C2 := Convolution( A, B, 'shape' = 'same' );

$\mathrm{C2}≔\left[\begin{array}{ccccc}1.04907623747173& \mathrm{-0.966417152050085}& 0.289745509588224& 1.03330641968989& \mathrm{-1.15528604363184}\end{array}\right]$

C3 := Convolution( A, B, 'shape' = 'valid' );

$\mathrm{C3}≔\left[\begin{array}{ccc}\mathrm{-0.966417152050085}& 0.289745509588224& 1.03330641968989\end{array}\right]$

Moreover, lists can now be passed for signals in addition to rtables.

The SignalProcessing:-FFT and SignalProcessing:-InverseFFT commands now support padding and truncation. Padding is helpful due to the increase in both the speed of computation and the frequency resolution. The size option accepts a positive integer for the new size and keywords same (the default, for not changing the length) and recommended (for changing the length to the next power of 2).
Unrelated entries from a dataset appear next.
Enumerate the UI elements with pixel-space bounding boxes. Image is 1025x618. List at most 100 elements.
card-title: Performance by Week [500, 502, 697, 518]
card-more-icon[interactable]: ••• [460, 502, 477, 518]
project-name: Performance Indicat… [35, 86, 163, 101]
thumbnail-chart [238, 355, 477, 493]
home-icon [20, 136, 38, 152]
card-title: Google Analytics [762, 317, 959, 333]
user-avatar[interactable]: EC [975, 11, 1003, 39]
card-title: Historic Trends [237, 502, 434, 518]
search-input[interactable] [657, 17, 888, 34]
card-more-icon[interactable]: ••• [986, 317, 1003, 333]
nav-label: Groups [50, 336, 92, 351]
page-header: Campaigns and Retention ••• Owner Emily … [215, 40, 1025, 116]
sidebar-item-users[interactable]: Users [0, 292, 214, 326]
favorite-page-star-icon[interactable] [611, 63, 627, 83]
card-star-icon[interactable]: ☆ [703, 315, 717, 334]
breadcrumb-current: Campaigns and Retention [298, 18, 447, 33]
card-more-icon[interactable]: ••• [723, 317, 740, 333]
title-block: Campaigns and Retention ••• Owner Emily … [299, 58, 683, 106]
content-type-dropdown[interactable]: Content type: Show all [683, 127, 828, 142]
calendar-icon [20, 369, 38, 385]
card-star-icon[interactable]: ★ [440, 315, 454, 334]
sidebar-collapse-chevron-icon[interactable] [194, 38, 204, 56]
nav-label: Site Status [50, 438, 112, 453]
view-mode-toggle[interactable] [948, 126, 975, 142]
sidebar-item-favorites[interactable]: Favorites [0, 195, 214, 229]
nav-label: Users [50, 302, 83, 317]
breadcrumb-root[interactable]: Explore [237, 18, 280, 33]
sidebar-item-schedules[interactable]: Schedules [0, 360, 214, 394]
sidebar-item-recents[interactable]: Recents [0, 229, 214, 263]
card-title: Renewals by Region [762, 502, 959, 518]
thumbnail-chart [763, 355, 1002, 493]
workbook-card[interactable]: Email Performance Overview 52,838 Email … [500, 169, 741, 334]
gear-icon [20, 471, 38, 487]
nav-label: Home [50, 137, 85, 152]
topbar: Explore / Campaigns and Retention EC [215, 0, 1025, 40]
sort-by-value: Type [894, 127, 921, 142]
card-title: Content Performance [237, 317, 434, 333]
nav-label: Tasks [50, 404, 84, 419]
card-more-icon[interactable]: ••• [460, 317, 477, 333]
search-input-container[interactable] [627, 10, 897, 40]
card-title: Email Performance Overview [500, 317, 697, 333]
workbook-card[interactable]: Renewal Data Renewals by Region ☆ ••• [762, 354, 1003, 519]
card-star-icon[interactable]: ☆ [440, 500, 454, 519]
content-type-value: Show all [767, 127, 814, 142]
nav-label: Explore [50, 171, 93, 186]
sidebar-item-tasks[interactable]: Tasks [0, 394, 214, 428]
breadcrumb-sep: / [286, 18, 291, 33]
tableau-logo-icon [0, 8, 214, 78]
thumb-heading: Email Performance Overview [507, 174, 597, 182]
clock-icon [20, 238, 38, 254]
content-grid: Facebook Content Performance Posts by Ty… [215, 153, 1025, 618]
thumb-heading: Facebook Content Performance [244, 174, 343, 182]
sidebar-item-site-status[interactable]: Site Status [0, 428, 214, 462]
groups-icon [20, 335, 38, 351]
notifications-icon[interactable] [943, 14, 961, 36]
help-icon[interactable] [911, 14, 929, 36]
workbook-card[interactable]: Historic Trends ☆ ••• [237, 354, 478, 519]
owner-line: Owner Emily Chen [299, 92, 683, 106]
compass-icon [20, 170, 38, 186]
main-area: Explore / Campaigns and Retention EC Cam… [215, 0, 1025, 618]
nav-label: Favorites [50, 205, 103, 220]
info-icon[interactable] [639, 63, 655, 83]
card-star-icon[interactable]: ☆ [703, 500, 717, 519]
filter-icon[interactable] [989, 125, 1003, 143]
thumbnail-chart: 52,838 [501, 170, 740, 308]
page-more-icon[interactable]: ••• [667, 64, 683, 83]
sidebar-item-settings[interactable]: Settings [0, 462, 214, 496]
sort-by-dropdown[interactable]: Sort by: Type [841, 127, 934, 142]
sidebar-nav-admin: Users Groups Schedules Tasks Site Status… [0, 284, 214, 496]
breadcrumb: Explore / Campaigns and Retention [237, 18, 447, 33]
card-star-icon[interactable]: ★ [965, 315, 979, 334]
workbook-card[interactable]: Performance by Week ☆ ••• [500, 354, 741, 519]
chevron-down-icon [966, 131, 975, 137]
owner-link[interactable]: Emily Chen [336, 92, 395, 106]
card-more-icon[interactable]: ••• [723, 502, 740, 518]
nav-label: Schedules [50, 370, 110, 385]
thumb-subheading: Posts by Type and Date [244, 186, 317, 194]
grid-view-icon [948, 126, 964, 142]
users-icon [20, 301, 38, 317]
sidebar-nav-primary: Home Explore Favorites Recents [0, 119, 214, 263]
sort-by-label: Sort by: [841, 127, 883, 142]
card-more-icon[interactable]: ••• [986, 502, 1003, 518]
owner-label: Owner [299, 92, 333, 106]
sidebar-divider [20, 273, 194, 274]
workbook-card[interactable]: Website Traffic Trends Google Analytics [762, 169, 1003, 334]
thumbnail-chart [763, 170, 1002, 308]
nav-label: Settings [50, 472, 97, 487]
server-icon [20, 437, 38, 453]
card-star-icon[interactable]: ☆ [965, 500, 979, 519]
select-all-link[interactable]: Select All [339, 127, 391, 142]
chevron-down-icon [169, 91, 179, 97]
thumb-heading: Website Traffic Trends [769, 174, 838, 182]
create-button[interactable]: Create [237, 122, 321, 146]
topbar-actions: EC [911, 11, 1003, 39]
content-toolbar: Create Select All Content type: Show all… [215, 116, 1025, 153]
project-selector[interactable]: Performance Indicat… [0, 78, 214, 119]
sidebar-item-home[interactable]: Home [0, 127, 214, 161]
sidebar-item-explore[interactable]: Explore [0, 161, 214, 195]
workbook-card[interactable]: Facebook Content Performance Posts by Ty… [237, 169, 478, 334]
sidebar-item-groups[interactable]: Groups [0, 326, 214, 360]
For example:

X := LinearAlgebra:-RandomVector( 3, 'generator' = -1.0 .. 1.0, 'datatype' = 'complex[8]' );

$X≔\left[\begin{array}{c}\mathrm{-0.235334127009411}+0.524842563866319\mathrm{I}\\ \mathrm{-0.600897572737194}-0.723997348520040\mathrm{I}\\ 0.0678662154384722-0.122666338816995\mathrm{I}\end{array}\right]$

Y1 := FFT( X, 'size' = 'same' );

$\mathrm{Y1}≔\left[\begin{array}{c}\mathrm{-0.443616019201318}-0.185803512266725\mathrm{I}\\ \mathrm{-0.282662827618448}+0.881810643516785\mathrm{I}\\ 0.318668182084598+0.213046855341119\mathrm{I}\end{array}\right]$

Y2 := FFT( X, 'size' = 'recommended' );

$\mathrm{Y2}≔\left[\begin{array}{c}\mathrm{-0.384182742154067}-0.160910561735358\mathrm{I}\\ \mathrm{-0.513598845483962}+0.624203237710254\mathrm{I}\\ 0.216714830583127+0.563086786784682\mathrm{I}\\ 0.210398503036078+0.0233056649730601\mathrm{I}\end{array}\right]$

Y3 := FFT( X, 'size' = 5 );

$\mathrm{Y3}≔\left[\begin{array}{c}\mathrm{-0.343623490895507}-0.143922781735175\mathrm{I}\\ \mathrm{-0.553020070919267}+0.416781168114568\mathrm{I}\\ \mathrm{-0.0165998120551015}+0.666529860535818\mathrm{I}\\ 0.259681898881381+0.292888860328475\mathrm{I}\\ 0.127338369569880-0.0586934569533205\mathrm{I}\end{array}\right]$

The size option also works with multi-dimensional input. Moreover, lists can now be passed for signals in addition to rtables.